Last week’s major UK economic news was the publication of trade figures showing exports failing to drive the economy back towards growth. What caught my eye was exports falling in every one of the UK’s 10 biggest markets – so not a problem we can just blame on the Euro-zone. As one City economist noted, re-balancing an economy is very difficult indeed when external demand is this weak. Earlier in the week the Bank of England again downgraded its growth forecasts and, more importantly, has now concluded the trend rate of UK growth is permanently lower than it was before the crisis, at just 2.1% a year.

Where, then, can we eventually  expect growth to come from? Under the government’s austerity plan we’re in for another four or five years  of depressed public sector spending – so not there. Export earnings, as we’ve seen, are declining – so not there. That leaves consumer spending or corporate investment. If the government wants to move things along faster, it either has to tax these ‘Can spend, won’t spend’ corporations (see previous blog), risk the wrath of the bond markets by relaxing its self-imposed limits on spending and borrowing, or find more effective ways of putting new money into the economy than the failing mechanism of ‘quantitative easing’.

That new money could either go directly to consumers (sometimes termed a ‘helicopter drop’ after Milton Friedman’s proposal that money be just  dropped from the sky to deal with low demand – though funnily enough my kids have much the same idea of economics) or via the government. Expect that to be the next political tussle, with the State route the more likely winner.
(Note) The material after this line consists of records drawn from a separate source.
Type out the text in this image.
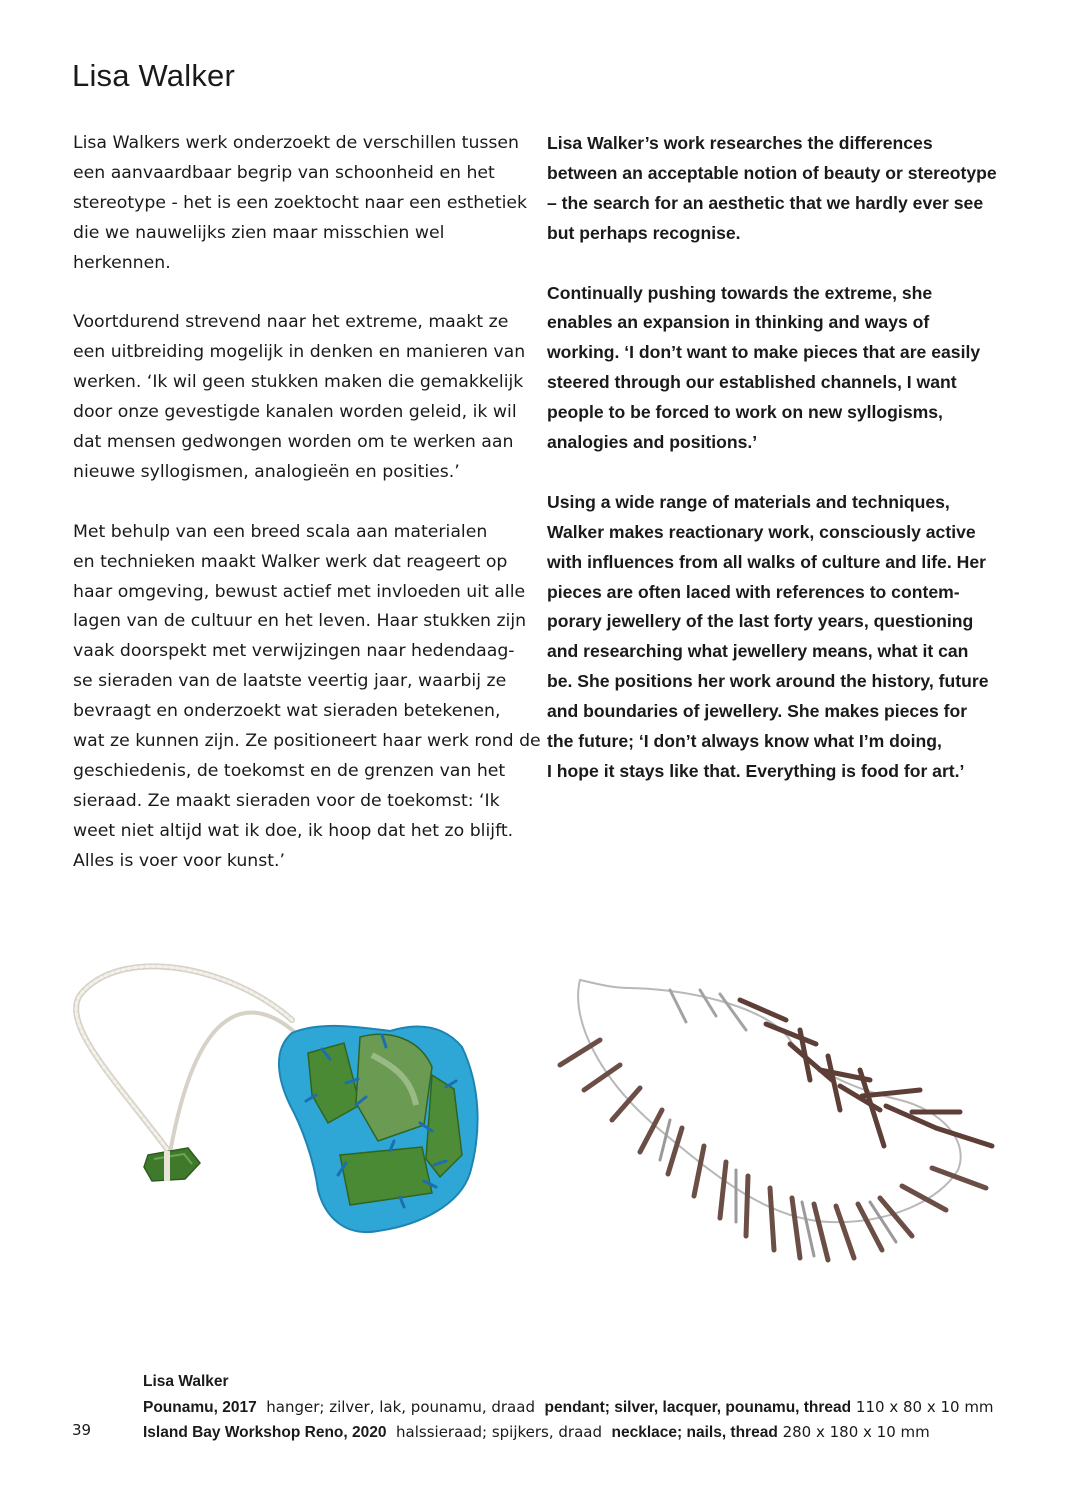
Lisa Walker

Lisa Walkers werk onderzoekt de verschillen tussen
een aanvaardbaar begrip van schoonheid en het
stereotype - het is een zoektocht naar een esthetiek
die we nauwelijks zien maar misschien wel
herkennen.

Voortdurend strevend naar het extreme, maakt ze
een uitbreiding mogelijk in denken en manieren van
werken. ‘Ik wil geen stukken maken die gemakkelijk
door onze gevestigde kanalen worden geleid, ik wil
dat mensen gedwongen worden om te werken aan
nieuwe syllogismen, analogieën en posities.’

Met behulp van een breed scala aan materialen
en technieken maakt Walker werk dat reageert op
haar omgeving, bewust actief met invloeden uit alle
lagen van de cultuur en het leven. Haar stukken zijn
vaak doorspekt met verwijzingen naar hedendaag-
se sieraden van de laatste veertig jaar, waarbij ze
bevraagt en onderzoekt wat sieraden betekenen,
wat ze kunnen zijn. Ze positioneert haar werk rond de
geschiedenis, de toekomst en de grenzen van het
sieraad. Ze maakt sieraden voor de toekomst: ‘Ik
weet niet altijd wat ik doe, ik hoop dat het zo blijft.
Alles is voer voor kunst.’

Lisa Walker’s work researches the differences
between an acceptable notion of beauty or stereotype
– the search for an aesthetic that we hardly ever see
but perhaps recognise.

Continually pushing towards the extreme, she
enables an expansion in thinking and ways of
working. ‘I don’t want to make pieces that are easily
steered through our established channels, I want
people to be forced to work on new syllogisms,
analogies and positions.’

Using a wide range of materials and techniques,
Walker makes reactionary work, consciously active
with influences from all walks of culture and life. Her
pieces are often laced with references to contem-
porary jewellery of the last forty years, questioning
and researching what jewellery means, what it can
be. She positions her work around the history, future
and boundaries of jewellery. She makes pieces for
the future; ‘I don’t always know what I’m doing,
I hope it stays like that. Everything is food for art.’

Lisa Walker
Pounamu, 2017 hanger; zilver, lak, pounamu, draad pendant; silver, lacquer, pounamu, thread 110 x 80 x 10 mm
Island Bay Workshop Reno, 2020 halssieraad; spijkers, draad necklace; nails, thread 280 x 180 x 10 mm
39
And spend it on what? Investment in infrastructure that will enhance future economic productivity is the usual answer. Which frequently translates into projects that will make the cars, trains and planes go faster or involve new spending on schools, hospitals and energy infrastructure. Though a better idea would be to invest in social needs and things that can directly improve people’s quality of life – health, education, social care, culture.

Instead of cramming money back into consumers pockets for them to spend as they wish, the idea behind the Keynesian investment approach is to make sure the new money increases the country’s stock of assets as well as its debt liabilities. Furthermore, argue the advocates of this approach, we shouldn’t worry about the extra debt, because it isn’t that big, and the State can’t go bust anyway. The debt we have now was caused by a collapse in economic demand, not profligate government spending, and will disappear fast enough once growth returns. All sensible  stuff.

So why do I have doubts about it? Firstly, the debt may not be as much of a problem as we’re led to believe, but it is undeniably a risk. Not so much the debt stock, which can roll on forever, but the debt payments which have to be met out of current tax receipts that could be put to much better use.

Second – under this policy State investment in some types of asset (transport, energy) is  justified by the argument that it will eventually lead to an increase in productivity – more produced by the same resources.  The ultimate imperative, then, is still to create new growth in consumption – the demand to meet the extra supply from higher productivity. At base the success of the investment approach still depends on permanently higher levels of  future consumption. The  difference between the investment approach and an expansionary policy that directly puts money into the hands of consumers, is partly just about timescale – gratification now or tomorrow (though it’s true there is another – if the productive capacity doesn’t exist to meet higher levels of current demand either inflation or higher imports will result).

The issue which the ‘investing in capital assets’ model skirts is that the services we really need  more of now – education, social care, health – are, typically, not produced by the private sector but by the public sector. The costs of producing these are largely fixed in real terms over time, as they depend so much on labour inputs. One of the great ironies of the crisis is that the only organisations with the cash to get us out of the hole, can find no profit incentives to use the money in the ways we most need.